Fest der hl. Familie - Lj. B

Liebe Brüder und Schwestern!

Ich finde es manchmal interessant, was sich die Fernsehwerbung alles einfallen lässt. Da gibt es ja allerhand kreative Ideen, auf die man selber gar nicht kommen würde. Ein Motiv, das vielleicht zwar nicht so ausgefallen ist, aber trotzdem immer wiederkehrt, ist das der Familie. Sei es für Süßigkeiten, für Waschmittel, für das neue Auto oder für die Versicherung für dieses Auto - das Familienmotiv scheint irgendwie ein Erfolgsrezept für die Werbung zu sein.

Natürlich zeichnet die Werbung meistens ein ideales Bild von Familie: Die braven Kinder, die von der Mutter mit Süßigkeiten belohnt werden; Kinder, die sich bei ihren Eltern bedanken; eine glückliche Familie bei einem Familienausflug im Auto; oder Kinder, die sich beim Spielen schmutzig gemacht haben und deren Kleidung durch die angepriesenen Produkte im neuen Glanz erstrahlt.

Freilich wissen wir, dass die Realität oft anders aussieht. Nicht nur, dass die beworbenen Güter oder Dienstleistungen nicht unbedingt immer das Gelbe vom Ei sind bzw. man nicht erwarten kann, dass beispielsweise die Hose mit den Grasflecken wirklich wieder ganz rein wird - nicht nur das, wir wissen auch, dass das Familienleben nicht immer so harmonisch abläuft, wie es uns in solchen Werbespots gezeigt wird. Gerade in den letzten Monaten, wo viele von uns sehr viel Zeit mit der engsten Familie verbracht haben, haben sich leider auch Berichte über Gewalt in den Familien gemehrt oder ist die Belastung auch anders zu spüren - Distancelearning und Homeoffice unter einen Hut zu bringen, kann schon herausfordernd sein, das weiß ich aus Erfahrungsberichten von verschiedenen Familien auch in unseren Pfarren. Kurz gesagt: Ja, die Werbung funktioniert, weil sie uns ein Bild zeigt, das wir irgendwie als Ideal und erstrebenswert empfinden, aber die Realität sieht leider manchmal auch anders aus.

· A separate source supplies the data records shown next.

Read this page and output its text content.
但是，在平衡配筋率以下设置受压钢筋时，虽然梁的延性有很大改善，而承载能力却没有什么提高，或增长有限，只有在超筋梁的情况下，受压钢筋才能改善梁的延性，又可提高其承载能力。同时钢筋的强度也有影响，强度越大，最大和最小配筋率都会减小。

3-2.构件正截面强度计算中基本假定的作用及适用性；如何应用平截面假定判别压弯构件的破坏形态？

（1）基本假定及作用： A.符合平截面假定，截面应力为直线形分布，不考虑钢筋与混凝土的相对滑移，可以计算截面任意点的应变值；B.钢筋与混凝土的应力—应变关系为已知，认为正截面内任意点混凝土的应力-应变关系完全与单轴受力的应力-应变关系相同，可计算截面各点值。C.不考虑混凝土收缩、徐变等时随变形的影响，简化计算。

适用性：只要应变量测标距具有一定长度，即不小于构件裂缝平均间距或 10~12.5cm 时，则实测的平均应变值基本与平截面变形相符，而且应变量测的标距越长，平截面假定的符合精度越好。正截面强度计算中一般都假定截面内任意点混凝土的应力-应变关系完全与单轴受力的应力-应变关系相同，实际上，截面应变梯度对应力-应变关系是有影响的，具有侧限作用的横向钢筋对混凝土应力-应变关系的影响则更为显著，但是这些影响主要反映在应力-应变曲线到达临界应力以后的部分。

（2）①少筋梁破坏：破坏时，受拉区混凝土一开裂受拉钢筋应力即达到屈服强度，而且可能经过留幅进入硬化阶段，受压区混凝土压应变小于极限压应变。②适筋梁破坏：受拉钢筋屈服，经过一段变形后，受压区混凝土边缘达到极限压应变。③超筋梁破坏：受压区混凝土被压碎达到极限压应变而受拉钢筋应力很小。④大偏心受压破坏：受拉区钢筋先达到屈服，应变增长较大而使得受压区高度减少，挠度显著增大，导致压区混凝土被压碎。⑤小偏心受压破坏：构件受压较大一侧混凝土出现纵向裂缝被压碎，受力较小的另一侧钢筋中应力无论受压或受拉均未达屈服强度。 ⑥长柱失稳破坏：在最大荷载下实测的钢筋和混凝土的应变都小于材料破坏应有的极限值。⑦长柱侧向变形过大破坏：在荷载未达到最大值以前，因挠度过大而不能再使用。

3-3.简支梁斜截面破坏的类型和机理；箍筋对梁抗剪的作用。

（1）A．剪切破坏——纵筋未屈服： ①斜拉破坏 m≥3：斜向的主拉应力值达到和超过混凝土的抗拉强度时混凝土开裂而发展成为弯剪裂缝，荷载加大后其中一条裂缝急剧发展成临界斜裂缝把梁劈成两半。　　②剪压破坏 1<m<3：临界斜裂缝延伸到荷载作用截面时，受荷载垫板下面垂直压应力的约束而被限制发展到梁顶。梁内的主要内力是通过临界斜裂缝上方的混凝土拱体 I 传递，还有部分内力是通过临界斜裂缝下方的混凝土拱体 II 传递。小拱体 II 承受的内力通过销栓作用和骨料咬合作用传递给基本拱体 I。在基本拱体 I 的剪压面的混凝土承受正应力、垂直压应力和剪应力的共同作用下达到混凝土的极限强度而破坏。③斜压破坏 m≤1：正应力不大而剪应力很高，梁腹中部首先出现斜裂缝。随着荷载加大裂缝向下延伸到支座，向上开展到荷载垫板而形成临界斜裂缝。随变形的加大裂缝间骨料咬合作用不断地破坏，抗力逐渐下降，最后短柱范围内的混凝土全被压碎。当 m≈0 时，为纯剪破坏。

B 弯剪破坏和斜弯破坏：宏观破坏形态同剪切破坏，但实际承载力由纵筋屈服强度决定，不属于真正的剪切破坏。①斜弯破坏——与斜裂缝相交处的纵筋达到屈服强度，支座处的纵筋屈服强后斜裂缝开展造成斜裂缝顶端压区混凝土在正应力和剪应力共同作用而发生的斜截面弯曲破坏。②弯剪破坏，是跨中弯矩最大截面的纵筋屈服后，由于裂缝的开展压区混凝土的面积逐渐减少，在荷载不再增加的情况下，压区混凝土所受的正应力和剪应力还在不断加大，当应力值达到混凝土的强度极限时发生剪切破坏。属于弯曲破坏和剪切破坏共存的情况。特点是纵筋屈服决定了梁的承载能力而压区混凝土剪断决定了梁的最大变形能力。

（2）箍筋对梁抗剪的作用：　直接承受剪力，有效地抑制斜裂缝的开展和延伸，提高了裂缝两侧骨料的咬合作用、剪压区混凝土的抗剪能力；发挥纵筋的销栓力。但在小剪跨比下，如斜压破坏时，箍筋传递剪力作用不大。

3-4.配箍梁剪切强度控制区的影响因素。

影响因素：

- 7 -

Liebe Brüder und Schwestern!

Die Texte der hl. Schrift, die heute am Fest der hl. Familie gelesen werden, zeigen uns ein anderes - vielleicht realistischeres Bild - von der Familie. (Einmal ganz abgesehen davon, dass das heutige Konzept der Kleinfamilie aus Vater, Mutter, Kind der damaligen Lebenswelt eigentlich fremd ist.)

Heute ist zunächst die Rede von Abraham und Sara gewesen. Da finden wir zum einen die große Verheißung: den beiden wird ein Kind geschenkt werden; das alte, kinderlose Paar, wird einen Erben bekommen - etwas modern ausgedrückt: Abraham und Sara wird das Familienglück zuteil werden. Zum anderen wird diese Familie keineswegs nur die heile Welt leben: Abraham bekommt den Auftrag, seinen Sohn Isaak zu opfern, womit Gott ihn auf die Probe stellt - er bekommt seinen Sohn auch lebend zurück; aber trotzdem: die Familienidylle der Werbung ist für Abraham und Sara nicht die Realität gewesen.

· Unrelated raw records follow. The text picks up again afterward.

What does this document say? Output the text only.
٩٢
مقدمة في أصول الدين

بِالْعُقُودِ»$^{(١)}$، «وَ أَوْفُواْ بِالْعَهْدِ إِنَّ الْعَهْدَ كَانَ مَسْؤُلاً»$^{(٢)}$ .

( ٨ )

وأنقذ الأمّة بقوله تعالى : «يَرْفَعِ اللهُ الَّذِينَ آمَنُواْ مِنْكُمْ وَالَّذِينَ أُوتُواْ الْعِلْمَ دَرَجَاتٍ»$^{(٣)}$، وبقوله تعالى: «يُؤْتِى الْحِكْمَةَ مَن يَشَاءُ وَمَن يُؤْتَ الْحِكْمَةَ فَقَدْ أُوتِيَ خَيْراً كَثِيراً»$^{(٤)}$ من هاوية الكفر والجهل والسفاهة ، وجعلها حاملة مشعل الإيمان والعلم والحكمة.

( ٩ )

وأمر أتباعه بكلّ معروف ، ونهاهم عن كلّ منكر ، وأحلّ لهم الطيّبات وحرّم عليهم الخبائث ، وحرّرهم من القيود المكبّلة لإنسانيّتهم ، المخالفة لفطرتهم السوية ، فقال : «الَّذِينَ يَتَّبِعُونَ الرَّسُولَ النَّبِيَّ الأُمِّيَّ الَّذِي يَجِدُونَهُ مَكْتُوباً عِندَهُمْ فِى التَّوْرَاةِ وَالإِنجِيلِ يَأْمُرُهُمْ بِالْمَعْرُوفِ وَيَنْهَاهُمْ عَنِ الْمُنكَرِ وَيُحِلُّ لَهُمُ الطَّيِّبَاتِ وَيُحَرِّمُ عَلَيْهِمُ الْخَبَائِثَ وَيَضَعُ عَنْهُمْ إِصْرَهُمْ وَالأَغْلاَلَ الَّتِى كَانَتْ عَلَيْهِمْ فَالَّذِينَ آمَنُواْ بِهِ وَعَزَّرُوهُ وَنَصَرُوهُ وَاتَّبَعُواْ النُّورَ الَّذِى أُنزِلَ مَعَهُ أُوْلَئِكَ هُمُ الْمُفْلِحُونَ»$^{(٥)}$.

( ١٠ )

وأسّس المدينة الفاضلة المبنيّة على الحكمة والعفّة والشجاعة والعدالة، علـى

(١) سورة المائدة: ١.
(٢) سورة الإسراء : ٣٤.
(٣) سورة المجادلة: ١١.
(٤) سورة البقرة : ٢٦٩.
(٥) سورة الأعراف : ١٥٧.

Und auch die hl. Familie Jesus, Maria und Josef, die uns am heutigen Fest vor Augen gestellt wird, kennt nicht nur "Friede und Freud", von denen die Engel im Weihnachtslied "Süßer die Glocken nie klingen" singen, sondern eben auch manche Sorgen und Nöte. Das oft romantisch dargestellte Bild von Maria und Josef bei der Krippe mit dem Jesuskind ist ja bei Tage betrachtet auch alles andere als erstrebenswert: Eine hochschwangere Frau, die ihr Kind in einem armen Stall zur Welt bringen muss; dort wo sonst die Tiere untergebracht sind, ihr Futter bekommen und vielleicht ihre Notdurft verrichten und es dementsprechend riecht. Und wenn man den Lebenslauf des Neugeborenen ansieht, geht er ja auch nicht sehr idyllisch weiter, sondern wird sein Ziel im Kreuzweg und in der Hinrichtung finden. Im heutigen Evangelium ist dementsprechend auch von beidem die Rede: Der greise Simeon freut sich, das lang ersehnte Heil in diesem Kind erkennen zu dürfen; gleichzeitig weissagt er Maria: "deine Seele wird ein Schwert durchdringen".

Liebe Brüder und Schwestern!

Die Botschaft des Festes der hl. Familie ist also nicht die, dass in unseren Familien immer alles reibungslos und harmonisch ablaufen wird oder ablaufen kann. Die hl. Familie, die uns als das Ideal einer Familie vor Augen gestellt wird, kennt selbst auch die Schattenseiten des Lebens.

Das Fest der hl. Familie macht nicht Werbung für ein unerreichbares Familienideal, sondern für das echte Familienleben mit seinen Höhen und Tiefen. Ja, Jesus ist in genau solch eine Familie hineingeboren worden - und er will auch in unseren Familien da sein, sie begleiten, ihnen beistehen, nicht nur dann wenn alles gut ist, sondern immer und überall.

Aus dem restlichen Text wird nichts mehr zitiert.